キーワードは「自己分析again」。“なりたい像”ד幸せの規模感”で、ゴールから逆算する
くぼちゃん
新R25の読者が、やりたいことを見つけるためにはどうしたらいいでしょうか?
東松さん
「自己分析again」をおすすめします。
就職活動をしたことがある方ならば、一度は自己分析をしたことがあるのではないでしょうか。考えてみれば、社会人になってから自己分析ってしてこなかったなと思って。
徹底した自己分析により、僕は「リーマントラベラー」という生き方を見つけました。
くぼちゃん
自己分析again!
東松さん
一度自己分析をしたら終わりではなく、人生の節目などでバージョンアップすることも大切です。
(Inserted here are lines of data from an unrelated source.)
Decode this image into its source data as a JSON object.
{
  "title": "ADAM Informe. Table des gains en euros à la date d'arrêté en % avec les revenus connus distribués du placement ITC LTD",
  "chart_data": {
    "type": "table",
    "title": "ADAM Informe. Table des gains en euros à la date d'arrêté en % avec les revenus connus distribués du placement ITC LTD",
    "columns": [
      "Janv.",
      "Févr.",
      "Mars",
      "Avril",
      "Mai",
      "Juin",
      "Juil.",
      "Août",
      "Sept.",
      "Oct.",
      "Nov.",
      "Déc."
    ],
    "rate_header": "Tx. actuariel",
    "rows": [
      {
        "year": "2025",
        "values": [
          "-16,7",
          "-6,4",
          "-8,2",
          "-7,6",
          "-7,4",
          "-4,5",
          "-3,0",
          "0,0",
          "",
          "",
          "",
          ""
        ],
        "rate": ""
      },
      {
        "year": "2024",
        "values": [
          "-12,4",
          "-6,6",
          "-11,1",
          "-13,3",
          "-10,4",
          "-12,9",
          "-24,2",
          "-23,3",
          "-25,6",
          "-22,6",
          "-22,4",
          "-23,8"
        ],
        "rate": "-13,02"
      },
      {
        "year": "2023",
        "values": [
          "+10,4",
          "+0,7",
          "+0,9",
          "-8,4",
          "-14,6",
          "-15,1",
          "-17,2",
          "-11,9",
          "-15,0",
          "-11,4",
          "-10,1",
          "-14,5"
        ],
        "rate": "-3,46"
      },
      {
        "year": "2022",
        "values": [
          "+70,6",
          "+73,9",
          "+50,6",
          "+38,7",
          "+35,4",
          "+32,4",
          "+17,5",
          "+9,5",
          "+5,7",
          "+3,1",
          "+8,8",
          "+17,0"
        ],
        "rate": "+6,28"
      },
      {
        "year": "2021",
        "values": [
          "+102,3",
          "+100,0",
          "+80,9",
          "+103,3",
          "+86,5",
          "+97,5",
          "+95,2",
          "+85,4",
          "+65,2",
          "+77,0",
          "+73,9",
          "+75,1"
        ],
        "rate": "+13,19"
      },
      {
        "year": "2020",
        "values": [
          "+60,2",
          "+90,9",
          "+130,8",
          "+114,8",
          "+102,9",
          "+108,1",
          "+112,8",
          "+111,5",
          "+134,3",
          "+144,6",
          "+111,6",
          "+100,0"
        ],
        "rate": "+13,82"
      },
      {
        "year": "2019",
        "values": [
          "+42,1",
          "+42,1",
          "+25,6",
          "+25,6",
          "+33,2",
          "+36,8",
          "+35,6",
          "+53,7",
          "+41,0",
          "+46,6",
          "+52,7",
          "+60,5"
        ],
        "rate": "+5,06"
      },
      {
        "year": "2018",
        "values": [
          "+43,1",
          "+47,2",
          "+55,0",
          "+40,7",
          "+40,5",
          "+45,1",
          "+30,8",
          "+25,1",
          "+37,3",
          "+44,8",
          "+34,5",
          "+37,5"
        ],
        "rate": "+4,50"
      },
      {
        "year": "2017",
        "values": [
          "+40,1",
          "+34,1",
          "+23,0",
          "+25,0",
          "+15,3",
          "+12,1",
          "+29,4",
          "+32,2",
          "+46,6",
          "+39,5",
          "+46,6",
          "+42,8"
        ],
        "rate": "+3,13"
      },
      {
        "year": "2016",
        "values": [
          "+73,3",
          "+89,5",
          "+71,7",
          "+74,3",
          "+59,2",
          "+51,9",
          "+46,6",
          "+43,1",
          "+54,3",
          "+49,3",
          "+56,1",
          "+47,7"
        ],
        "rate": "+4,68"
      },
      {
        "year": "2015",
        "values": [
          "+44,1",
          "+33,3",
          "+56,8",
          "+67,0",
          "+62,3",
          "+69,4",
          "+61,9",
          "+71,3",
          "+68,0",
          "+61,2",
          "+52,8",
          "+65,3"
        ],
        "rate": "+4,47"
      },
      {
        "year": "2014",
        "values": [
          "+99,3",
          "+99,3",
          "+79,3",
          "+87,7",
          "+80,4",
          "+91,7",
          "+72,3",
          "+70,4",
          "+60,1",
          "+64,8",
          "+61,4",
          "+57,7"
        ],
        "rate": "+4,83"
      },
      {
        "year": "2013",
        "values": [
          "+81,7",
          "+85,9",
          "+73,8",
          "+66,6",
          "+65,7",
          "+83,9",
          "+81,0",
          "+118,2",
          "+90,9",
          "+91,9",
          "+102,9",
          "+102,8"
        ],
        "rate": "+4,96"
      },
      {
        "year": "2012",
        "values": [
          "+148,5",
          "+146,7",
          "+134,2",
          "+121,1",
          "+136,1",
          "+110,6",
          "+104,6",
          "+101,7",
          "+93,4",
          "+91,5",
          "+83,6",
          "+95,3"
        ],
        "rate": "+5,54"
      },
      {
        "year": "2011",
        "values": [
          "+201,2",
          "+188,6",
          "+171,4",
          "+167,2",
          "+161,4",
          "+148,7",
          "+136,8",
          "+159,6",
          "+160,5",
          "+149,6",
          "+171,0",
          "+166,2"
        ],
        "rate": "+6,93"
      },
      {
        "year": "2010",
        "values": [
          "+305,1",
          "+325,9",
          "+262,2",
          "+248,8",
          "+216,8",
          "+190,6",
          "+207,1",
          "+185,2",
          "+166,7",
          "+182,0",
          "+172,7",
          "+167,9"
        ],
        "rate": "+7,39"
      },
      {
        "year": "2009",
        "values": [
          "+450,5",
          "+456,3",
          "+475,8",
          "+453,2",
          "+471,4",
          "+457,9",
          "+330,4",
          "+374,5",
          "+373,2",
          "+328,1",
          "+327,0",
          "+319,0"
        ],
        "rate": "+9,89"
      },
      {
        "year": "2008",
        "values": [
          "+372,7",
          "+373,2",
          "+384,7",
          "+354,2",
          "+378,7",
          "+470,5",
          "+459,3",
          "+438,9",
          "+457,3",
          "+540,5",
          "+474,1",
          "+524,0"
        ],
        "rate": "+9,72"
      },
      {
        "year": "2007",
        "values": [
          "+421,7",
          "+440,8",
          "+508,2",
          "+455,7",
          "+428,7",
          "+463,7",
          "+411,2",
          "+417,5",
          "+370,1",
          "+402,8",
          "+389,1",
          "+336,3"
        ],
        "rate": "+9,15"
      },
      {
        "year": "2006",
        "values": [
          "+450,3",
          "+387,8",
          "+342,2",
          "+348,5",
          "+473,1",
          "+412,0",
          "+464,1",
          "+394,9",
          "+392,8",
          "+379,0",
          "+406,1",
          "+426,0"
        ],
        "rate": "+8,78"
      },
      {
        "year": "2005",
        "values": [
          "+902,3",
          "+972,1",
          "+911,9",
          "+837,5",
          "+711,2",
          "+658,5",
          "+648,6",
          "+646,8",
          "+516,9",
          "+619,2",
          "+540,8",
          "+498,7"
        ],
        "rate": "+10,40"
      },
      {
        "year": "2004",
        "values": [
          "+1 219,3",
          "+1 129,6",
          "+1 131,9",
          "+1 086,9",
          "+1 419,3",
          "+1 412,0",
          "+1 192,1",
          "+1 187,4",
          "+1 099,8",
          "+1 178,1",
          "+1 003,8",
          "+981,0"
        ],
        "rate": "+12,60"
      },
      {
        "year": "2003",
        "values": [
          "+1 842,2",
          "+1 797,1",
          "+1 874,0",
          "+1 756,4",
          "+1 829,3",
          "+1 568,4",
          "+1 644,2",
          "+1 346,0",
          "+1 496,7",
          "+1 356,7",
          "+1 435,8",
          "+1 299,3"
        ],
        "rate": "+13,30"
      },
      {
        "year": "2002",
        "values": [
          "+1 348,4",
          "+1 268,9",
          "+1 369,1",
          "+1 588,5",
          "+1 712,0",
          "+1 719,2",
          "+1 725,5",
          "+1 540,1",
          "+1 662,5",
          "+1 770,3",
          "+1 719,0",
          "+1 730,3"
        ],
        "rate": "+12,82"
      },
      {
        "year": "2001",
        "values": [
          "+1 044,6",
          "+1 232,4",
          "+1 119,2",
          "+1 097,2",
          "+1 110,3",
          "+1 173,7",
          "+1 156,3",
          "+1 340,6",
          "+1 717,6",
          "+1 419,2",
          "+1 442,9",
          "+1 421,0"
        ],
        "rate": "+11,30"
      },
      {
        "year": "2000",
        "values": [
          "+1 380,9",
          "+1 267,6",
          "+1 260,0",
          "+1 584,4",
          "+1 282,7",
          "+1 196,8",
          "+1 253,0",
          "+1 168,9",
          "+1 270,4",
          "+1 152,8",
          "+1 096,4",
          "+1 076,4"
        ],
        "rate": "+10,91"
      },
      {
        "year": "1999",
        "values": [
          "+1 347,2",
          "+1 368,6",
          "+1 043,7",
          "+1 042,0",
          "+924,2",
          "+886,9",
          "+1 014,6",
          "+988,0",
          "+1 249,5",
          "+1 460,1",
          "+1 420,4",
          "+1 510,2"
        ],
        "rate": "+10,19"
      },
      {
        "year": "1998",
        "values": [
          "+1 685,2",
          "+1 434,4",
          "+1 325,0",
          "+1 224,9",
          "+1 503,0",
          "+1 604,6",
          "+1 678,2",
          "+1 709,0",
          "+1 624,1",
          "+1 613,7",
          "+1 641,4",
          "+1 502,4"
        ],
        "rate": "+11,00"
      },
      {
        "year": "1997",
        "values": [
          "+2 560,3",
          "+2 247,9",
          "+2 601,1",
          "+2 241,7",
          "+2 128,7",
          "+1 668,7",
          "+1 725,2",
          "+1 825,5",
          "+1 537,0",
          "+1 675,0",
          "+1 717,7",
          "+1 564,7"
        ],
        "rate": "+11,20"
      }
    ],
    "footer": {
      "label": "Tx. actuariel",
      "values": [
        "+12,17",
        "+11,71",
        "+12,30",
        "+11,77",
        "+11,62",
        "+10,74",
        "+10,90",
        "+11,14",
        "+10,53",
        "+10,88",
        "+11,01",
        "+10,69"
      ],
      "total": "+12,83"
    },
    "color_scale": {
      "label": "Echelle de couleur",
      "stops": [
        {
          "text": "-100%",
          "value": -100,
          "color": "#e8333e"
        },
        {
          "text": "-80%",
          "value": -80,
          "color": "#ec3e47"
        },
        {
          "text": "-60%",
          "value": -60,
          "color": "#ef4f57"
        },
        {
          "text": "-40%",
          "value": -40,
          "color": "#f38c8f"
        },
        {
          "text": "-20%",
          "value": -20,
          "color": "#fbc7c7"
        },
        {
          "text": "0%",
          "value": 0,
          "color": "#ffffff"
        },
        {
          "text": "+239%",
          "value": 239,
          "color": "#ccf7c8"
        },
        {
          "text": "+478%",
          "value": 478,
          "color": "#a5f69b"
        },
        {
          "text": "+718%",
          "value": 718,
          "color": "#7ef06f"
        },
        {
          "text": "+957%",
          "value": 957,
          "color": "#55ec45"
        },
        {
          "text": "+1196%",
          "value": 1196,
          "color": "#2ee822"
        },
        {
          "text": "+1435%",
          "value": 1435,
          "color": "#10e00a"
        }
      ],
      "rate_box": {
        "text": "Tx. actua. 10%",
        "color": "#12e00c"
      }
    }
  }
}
僕は、結婚をし、子育てをしはじめたタイミングでも、また自己分析をやり直しました。その結果、育休期間中に子どもとタイで過ごすことを選択できたり、子連れ旅を発信してお子さんがいる方の思い込みを外したいという願いも見つけたんです。
くぼちゃん
具体的には、どのような方法で自己分析をしたらいいですか?
東松さん
“なりたい像”ד幸せの規模感”を考え、ゴールから逆算をすることですね。
幸せの規模感とは、自分が幸せにしたいのは、数人なのか、数千人なのかということ。規模感がわかることによって、自分のはたらき方や仕事、必要なお金も見えてきます。
僕は「より多くの人に」伝えて幸せにしたいと思ったからこそ、SNS発信という手段を使い続けています。
くぼちゃん
幸せの規模感! あまり意識したことがなかったです。
東松さん
日本の価値観だと、何か大きなことをする方が良いとなりがちだと思いますが、幸せの規模感は人それぞれ。家族だけを幸せにしたいという願いも、素晴らしいことなんです。
僕の場合、“なりたい像”ד幸せの規模感”をゴールから逆算し、最短距離で走るためは「リーマントラベラー」が最適解でした。
今後も会社員を続けながら、子育てもしながら、いつか宇宙に行くことが目標ですね。より一層、みなさんの思い込みを外せるのではないかと思っています!